La seconde antichambre ou la pièce des Nobles du comte de Provence, était éclairée par deux croisées sur le parterre du Midi (voir ill.), obturées par quatre voilages en mousseline rayée et par quatre rideaux en gros de Tours cramoisi. Hormis notre commode n°2610, elle était meublée de l’autre grande commode n°2609 livrée initialement pour son épouse, de sept différentes tables de jeux, de quatre banquettes et huit tabourets en bois mouluré et sculpté à pieds de biche, enfin de deux bois à chanfrein, le tout couvert d’ouvrages de Savonnerie. Enfin, deux lustres en cristal de roche, deux paires de bras à trois branches à palmettes et bobèches en rocailles, branche de roses, en cuivre doré d’or moulu et une grille de cheminée complétaient le décor de cette pièce10.
Par ailleurs, le mémoire de Joubert fait état de deux autres commodes en tout pareille ou pareille à la première, hormis la dimension d’une d’entre elle. Or, d’après la description très précise du Journal du Garde Meuble et de l’Inventaire de Versailles de 1785, on apprend que la première des commodes livrées par Joubert, enregistrée sous le numéro 2609, appartenait aussi au type à la Régence, avec deux grands et trois petits tiroirs en ceinture fermants à clef par une même serrure, mais qu’elle était décorée par un cartel d’architecture entouré de panneaux à oiseaux et instruments de musique et ceux des bouts à vases, aussi que ses bronzes plus riches comportaient des sabots à griffes de lion. Hormis son aspect général, son décor était assez éloigné de celui de notre commode, numéro 2610, et de la suivante, enregistrée dans le Journal au numéro 2611, qui est aussi conservée11 et porte l’estampille de l’ébéniste Pierre Denizot (ll.).
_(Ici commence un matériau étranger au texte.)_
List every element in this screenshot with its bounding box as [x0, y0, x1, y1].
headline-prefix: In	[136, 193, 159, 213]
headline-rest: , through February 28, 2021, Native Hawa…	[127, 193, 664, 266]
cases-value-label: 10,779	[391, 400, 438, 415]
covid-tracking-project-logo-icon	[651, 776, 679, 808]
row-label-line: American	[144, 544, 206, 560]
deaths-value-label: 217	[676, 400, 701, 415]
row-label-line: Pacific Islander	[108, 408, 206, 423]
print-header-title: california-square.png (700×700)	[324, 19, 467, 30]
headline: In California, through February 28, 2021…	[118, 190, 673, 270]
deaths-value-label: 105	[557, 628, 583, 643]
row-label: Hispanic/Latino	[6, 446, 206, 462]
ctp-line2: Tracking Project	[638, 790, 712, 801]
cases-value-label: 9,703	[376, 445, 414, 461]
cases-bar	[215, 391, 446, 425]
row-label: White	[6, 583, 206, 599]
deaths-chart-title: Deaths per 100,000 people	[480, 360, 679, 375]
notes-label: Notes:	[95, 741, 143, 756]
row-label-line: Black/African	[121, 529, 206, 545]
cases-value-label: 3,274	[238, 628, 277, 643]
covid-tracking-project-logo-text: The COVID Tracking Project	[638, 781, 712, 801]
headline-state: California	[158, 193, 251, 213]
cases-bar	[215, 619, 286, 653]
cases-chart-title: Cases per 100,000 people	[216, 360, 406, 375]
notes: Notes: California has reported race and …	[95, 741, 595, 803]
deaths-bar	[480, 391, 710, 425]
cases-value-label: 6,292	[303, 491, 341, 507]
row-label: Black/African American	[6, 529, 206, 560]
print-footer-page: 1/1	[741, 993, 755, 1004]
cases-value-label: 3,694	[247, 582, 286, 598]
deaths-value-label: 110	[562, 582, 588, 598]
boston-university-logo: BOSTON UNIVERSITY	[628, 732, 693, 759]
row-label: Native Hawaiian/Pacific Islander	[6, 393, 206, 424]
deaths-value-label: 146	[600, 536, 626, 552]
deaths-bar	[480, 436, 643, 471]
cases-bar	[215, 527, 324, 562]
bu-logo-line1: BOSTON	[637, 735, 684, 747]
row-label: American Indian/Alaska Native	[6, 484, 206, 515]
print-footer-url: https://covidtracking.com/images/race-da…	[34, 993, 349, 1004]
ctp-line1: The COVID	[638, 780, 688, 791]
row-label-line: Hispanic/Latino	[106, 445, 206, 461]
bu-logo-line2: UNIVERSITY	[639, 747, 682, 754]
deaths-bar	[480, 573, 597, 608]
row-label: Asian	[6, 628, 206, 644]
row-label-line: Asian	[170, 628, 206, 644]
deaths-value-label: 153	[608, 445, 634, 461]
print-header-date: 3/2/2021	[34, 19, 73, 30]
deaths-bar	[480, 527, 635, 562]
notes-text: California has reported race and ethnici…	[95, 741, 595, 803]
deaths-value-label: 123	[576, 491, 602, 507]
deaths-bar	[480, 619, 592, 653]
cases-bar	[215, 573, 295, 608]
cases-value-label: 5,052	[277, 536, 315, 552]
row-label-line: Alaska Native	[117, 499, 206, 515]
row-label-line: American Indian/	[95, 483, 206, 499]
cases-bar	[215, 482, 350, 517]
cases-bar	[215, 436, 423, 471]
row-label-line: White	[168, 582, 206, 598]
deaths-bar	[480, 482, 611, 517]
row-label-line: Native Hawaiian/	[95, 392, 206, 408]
En raison du bref délai de livraison pour ces meubles, Joubert, qui pratiquait par ailleurs la sous-traitance, n’hésita point de se fournir chez ses confrères, pour satisfaire à la commande du Garde Meuble.
Pierre Harry MEWESEN, reçu Maître le 26 mars 1766.
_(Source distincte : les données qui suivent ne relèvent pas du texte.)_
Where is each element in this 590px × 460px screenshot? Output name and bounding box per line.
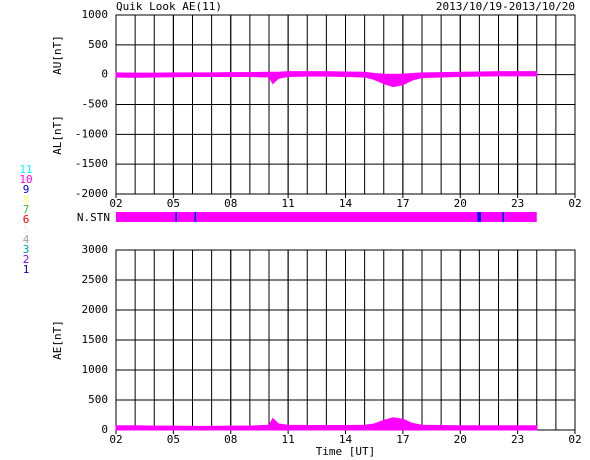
station-legend-label: 8 [23,193,30,206]
area [115,417,538,431]
y-tick-label: -1500 [75,157,108,170]
x-axis-label: Time [UT] [316,445,376,458]
y-tick-label: 500 [88,393,108,406]
y-tick-label: 3000 [82,243,109,256]
x-tick-label: 14 [339,433,353,446]
y-axis-label: AL[nT] [51,115,64,155]
y-tick-label: 1000 [82,8,109,21]
x-tick-label: 17 [396,197,409,210]
station-legend-label: 3 [23,243,30,256]
station-legend-label: 6 [23,213,30,226]
page-title: Quik Look AE(11) [116,0,222,13]
x-tick-label: 23 [511,433,524,446]
y-tick-label: 2000 [82,303,109,316]
area [115,71,538,76]
station-count-segment [177,212,195,222]
x-tick-label: 11 [282,433,295,446]
y-tick-label: -500 [82,98,109,111]
plot-frame [115,14,576,195]
y-tick-label: -2000 [75,187,108,200]
x-tick-label: 23 [511,197,524,210]
n-stn-label: N.STN [77,211,110,224]
station-legend-label: 1 [23,263,30,276]
y-tick-label: -1000 [75,127,108,140]
station-legend-label: 5 [23,223,30,236]
x-tick-label: 08 [224,433,237,446]
x-tick-label: 17 [396,433,409,446]
x-tick-label: 08 [224,197,237,210]
date-range: 2013/10/19-2013/10/20 [436,0,575,13]
station-legend-label: 4 [23,233,30,246]
station-count-segment [481,212,503,222]
station-legend-label: 7 [23,203,30,216]
x-tick-label: 05 [167,197,180,210]
x-tick-label: 02 [109,433,122,446]
station-count-segment [116,212,176,222]
x-tick-label: 20 [454,197,467,210]
station-count-segment [175,212,178,222]
station-count-segment [502,212,505,222]
x-tick-label: 05 [167,433,180,446]
x-tick-label: 02 [568,197,581,210]
y-axis-label: AE[nT] [51,320,64,360]
y-tick-label: 2500 [82,273,109,286]
station-legend-label: 9 [23,183,30,196]
station-count-segment [196,212,478,222]
station-count-segment [477,212,482,222]
x-tick-label: 02 [109,197,122,210]
y-tick-label: 1500 [82,333,109,346]
x-tick-label: 20 [454,433,467,446]
y-tick-label: 500 [88,38,108,51]
station-count-segment [194,212,197,222]
station-legend-label: 11 [19,163,32,176]
y-tick-label: 1000 [82,363,109,376]
x-tick-label: 14 [339,197,353,210]
station-count-segment [504,212,537,222]
x-tick-label: 02 [568,433,581,446]
station-legend-label: 10 [19,173,32,186]
y-axis-label: AU[nT] [51,35,64,75]
area [115,74,538,88]
x-tick-label: 11 [282,197,295,210]
y-tick-label: 0 [101,423,108,436]
station-legend-label: 2 [23,253,30,266]
y-tick-label: 0 [101,68,108,81]
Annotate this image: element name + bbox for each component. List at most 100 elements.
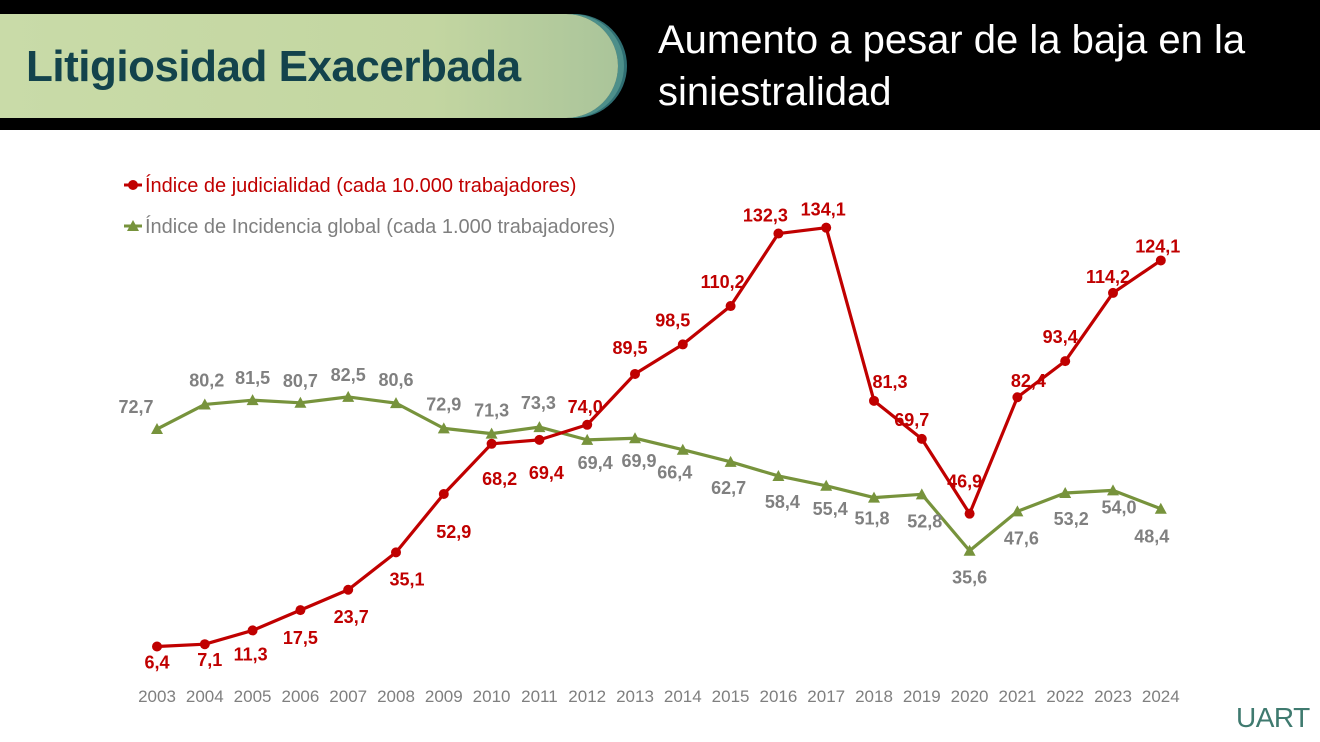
data-label-judicialidad: 46,9 (947, 472, 982, 492)
data-label-incidencia: 72,9 (426, 394, 461, 414)
data-label-judicialidad: 110,2 (701, 272, 745, 292)
data-label-incidencia: 82,5 (331, 365, 366, 385)
point-judicialidad (152, 641, 162, 652)
point-incidencia (963, 544, 976, 556)
x-tick-label: 2006 (281, 687, 319, 706)
point-incidencia (1011, 505, 1024, 517)
point-judicialidad (343, 584, 354, 595)
data-label-incidencia: 62,7 (711, 478, 746, 498)
data-label-incidencia: 80,6 (378, 370, 413, 390)
point-judicialidad (438, 488, 449, 499)
point-incidencia (868, 491, 880, 503)
data-label-judicialidad: 89,5 (612, 338, 647, 358)
data-label-judicialidad: 93,4 (1043, 327, 1078, 347)
x-tick-label: 2023 (1094, 687, 1132, 706)
point-incidencia (342, 390, 355, 402)
data-label-incidencia: 48,4 (1134, 527, 1169, 547)
x-tick-label: 2005 (234, 687, 272, 706)
point-incidencia (772, 469, 785, 481)
uart-logo: UART (1236, 702, 1310, 733)
x-tick-label: 2014 (664, 687, 702, 706)
point-judicialidad (725, 301, 736, 312)
legend-label-judicialidad: Índice de judicialidad (cada 10.000 trab… (145, 174, 576, 197)
x-tick-label: 2009 (425, 687, 463, 706)
point-incidencia (437, 422, 450, 434)
legend-marker-incidencia (127, 220, 139, 231)
point-incidencia (581, 433, 594, 445)
data-label-judicialidad: 124,1 (1135, 236, 1180, 256)
x-tick-label: 2022 (1046, 687, 1084, 706)
data-label-incidencia: 73,3 (521, 393, 556, 413)
data-label-judicialidad: 69,7 (894, 410, 929, 430)
data-label-incidencia: 53,2 (1054, 509, 1089, 529)
point-judicialidad (199, 639, 210, 650)
data-label-incidencia: 69,9 (621, 451, 656, 471)
point-judicialidad (582, 419, 593, 430)
point-judicialidad (869, 395, 879, 406)
title-badge: Litigiosidad Exacerbada (0, 14, 618, 118)
data-label-incidencia: 80,2 (189, 370, 224, 390)
x-tick-label: 2004 (186, 687, 224, 706)
data-label-incidencia: 66,4 (657, 463, 692, 483)
x-tick-label: 2008 (377, 687, 415, 706)
point-judicialidad (391, 547, 401, 558)
data-label-incidencia: 80,7 (283, 371, 318, 391)
series-line-judicialidad (156, 226, 1162, 649)
legend-label-incidencia: Índice de Incidencia global (cada 1.000 … (145, 215, 615, 238)
x-tick-label: 2016 (759, 687, 797, 706)
x-tick-label: 2021 (998, 687, 1036, 706)
point-incidencia (198, 398, 211, 410)
x-tick-label: 2010 (473, 687, 511, 706)
point-judicialidad (1060, 356, 1071, 367)
point-judicialidad (773, 228, 784, 239)
point-incidencia (1059, 487, 1072, 499)
data-label-incidencia: 58,4 (765, 492, 800, 512)
point-judicialidad (964, 508, 975, 519)
data-label-judicialidad: 82,4 (1011, 371, 1046, 391)
point-judicialidad (295, 605, 306, 616)
data-label-judicialidad: 69,4 (529, 463, 564, 483)
point-incidencia (1154, 502, 1167, 514)
point-judicialidad (486, 438, 497, 449)
point-judicialidad (630, 368, 640, 379)
data-label-incidencia: 72,7 (118, 397, 153, 417)
x-tick-label: 2011 (521, 687, 558, 706)
data-label-judicialidad: 52,9 (436, 522, 471, 542)
point-incidencia (533, 421, 546, 433)
point-incidencia (390, 397, 402, 409)
data-label-incidencia: 71,3 (474, 401, 509, 421)
x-tick-label: 2015 (712, 687, 750, 706)
data-label-incidencia: 47,6 (1004, 528, 1039, 548)
data-label-incidencia: 51,8 (854, 509, 889, 529)
point-incidencia (246, 394, 259, 406)
x-tick-label: 2012 (568, 687, 606, 706)
badge-title: Litigiosidad Exacerbada (26, 42, 521, 91)
series-line-incidencia (156, 395, 1162, 553)
point-incidencia (151, 423, 163, 435)
point-judicialidad (534, 434, 545, 445)
x-tick-label: 2007 (329, 687, 367, 706)
point-incidencia (820, 479, 833, 491)
data-label-judicialidad: 98,5 (655, 310, 690, 330)
point-judicialidad (1155, 255, 1166, 266)
x-tick-label: 2017 (807, 687, 845, 706)
data-label-incidencia: 81,5 (235, 368, 270, 388)
data-label-judicialidad: 68,2 (482, 469, 517, 489)
point-judicialidad (1108, 287, 1118, 298)
x-tick-label: 2024 (1142, 687, 1180, 706)
x-tick-label: 2003 (138, 687, 176, 706)
data-label-judicialidad: 114,2 (1086, 267, 1130, 287)
data-label-incidencia: 54,0 (1101, 497, 1136, 517)
point-incidencia (1107, 484, 1119, 496)
slide-subtitle: Aumento a pesar de la baja en la siniest… (658, 14, 1308, 118)
legend-marker-judicialidad (128, 180, 138, 190)
point-incidencia (915, 488, 928, 500)
point-incidencia (294, 396, 307, 408)
data-label-incidencia: 35,6 (952, 568, 987, 588)
point-judicialidad (677, 339, 688, 350)
data-label-judicialidad: 74,0 (568, 397, 603, 417)
point-judicialidad (247, 625, 258, 636)
data-label-judicialidad: 132,3 (743, 206, 788, 226)
point-judicialidad (1012, 392, 1023, 403)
Sa production compte essentiellement des meubles d’époque Transition et utilise des motifs géométriques réguliers tels que les marquèteries de cubes et quadrillages.
Il utilise également le mécanisme de serrure unique, comme le faisait à la même époque Simon Œben ou Pierre Denizot.
1 Suite à la restauration du meuble, le chiffre 2 est presqu’entièrement effacé ; cependant, la description du Journal du Garde Meuble de la Couronne correspondant à cette livraison, enlève tout doute quant à l’identification de notre commode.
2 Arch. nat., O1*3319, f°55 v°.
3 Arch. nat., O1 3623.
4 Arch. nat., O1* 3457 : à ce moment, dans l’inventaire des meubles de Versailles, la commode est inscrite à cet endroit deux fois, parmi les meubles d’été et en hyver […] 2610 1 commode.
5 Arch. nat., O1* 3461, p. 436-437.
6 Arch. nat., O1* 3463, p. 440-441.
7 Arch. nat., O1* 3355, p. 8.
8 William R. Newton, L’espace du roi. La cour de France au château de Versailles 1682-1789, Paris, Fayard, 2000, p. 149 et note 7.
9 Ibid., p 193.
10 Arch. nat., O1* 3461, p. 435 et suiv.
11 Vendue à Paris, par Sotheby’s, le 28 avril 2009, n°80 et achetée depuis par le musée national des châteaux de Versailles et des Trianon, inv. V 6260.